1. Introdução
Foi no ano de 1995 que a moralidade e a honra deram lugar à liberdade e autodeterminação sexual para assumirem o papel de bem jurídico protegido pelos crimes sexuais e, daí em diante, denota-se uma progressiva consciencialização comunitária acerca da elevada dignidade penal destes crimes.
Assim, se por um lado se reclama uma maior preocupação e atenção às vítimas destes atos, por outro afirma-se o risco de suspeitos serem frequentemente denunciados e consequentemente estigmatizados de forma irreparável. Porém, questionamo-nos: estará a nossa jurisprudência a ser tão prudente que acabará por fomentar uma cultura de tolerância em relação a estes atos? Poderemos estar seguros de que os nossos tribunais aplicam uma justiça limpa de sexismos? Duvidamos. Nos últimos anos é cada vez mais elevado o número de acórdãos que colocam em causa os direitos das mulheres, atenuando a gravidade de crimes que afetam a sua integridade física e psíquica, a sua liberdade sexual, em suma, a sua dignidade.
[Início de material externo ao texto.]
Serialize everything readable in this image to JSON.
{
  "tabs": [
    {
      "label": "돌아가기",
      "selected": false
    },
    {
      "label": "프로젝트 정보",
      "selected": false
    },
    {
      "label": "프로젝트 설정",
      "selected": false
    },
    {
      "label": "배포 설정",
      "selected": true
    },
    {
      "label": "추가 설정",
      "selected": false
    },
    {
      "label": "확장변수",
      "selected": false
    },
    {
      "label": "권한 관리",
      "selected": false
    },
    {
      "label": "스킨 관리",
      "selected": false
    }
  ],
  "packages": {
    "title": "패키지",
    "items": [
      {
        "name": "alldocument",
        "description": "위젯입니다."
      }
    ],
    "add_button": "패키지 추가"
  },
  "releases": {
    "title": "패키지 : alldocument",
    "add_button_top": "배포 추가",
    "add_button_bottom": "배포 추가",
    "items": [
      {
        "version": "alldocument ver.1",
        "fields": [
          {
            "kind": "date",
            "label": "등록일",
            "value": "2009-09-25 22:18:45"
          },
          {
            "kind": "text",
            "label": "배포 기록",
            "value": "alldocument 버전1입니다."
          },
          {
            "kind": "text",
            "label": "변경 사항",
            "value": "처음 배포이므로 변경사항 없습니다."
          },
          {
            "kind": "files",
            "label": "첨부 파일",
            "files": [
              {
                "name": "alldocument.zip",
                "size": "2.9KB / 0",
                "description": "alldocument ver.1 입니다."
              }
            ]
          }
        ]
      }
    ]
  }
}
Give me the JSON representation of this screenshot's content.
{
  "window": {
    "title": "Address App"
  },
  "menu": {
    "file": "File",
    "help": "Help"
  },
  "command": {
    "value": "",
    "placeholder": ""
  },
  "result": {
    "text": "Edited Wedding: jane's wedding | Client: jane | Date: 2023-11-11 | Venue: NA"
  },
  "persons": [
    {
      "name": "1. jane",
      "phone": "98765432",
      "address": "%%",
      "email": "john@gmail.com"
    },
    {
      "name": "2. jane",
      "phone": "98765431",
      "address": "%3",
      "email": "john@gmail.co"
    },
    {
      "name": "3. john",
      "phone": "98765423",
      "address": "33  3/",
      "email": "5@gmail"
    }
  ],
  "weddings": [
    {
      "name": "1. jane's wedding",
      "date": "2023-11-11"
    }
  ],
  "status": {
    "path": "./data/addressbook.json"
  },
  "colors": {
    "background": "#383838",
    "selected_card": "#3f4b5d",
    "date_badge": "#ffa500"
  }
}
No dia 27 de novembro de 2016, o barman e o porteiro de um estabelecimento de diversão noturna mantiveram com uma mulher de 26 anos, que havia ingerido de forma excessiva diversas bebidas alcoólicas, e encontrando-se “(…) sem consciência de si própria e incapaz de dispor da sua vontade (…)”, relações sexuais de cópula vaginal completa, tendo um deles ejaculado. Se os leigos diriam tratar-se de uma situação indubitavelmente grave, já os nossos juízes encontraram uma série de atenuantes, o que nos leva a concluir ter havido uma leitura irrazoável dos factos e um desfecho desequilibrado ou, melhor diríamos, verdadeiramente injusto: a condenação dos arguidos pelo crime previsto e punido pelo artigo 165º do Código Penal em quatro anos e meio de pena de prisão, mas que acabou por ser suspensa na sua execução.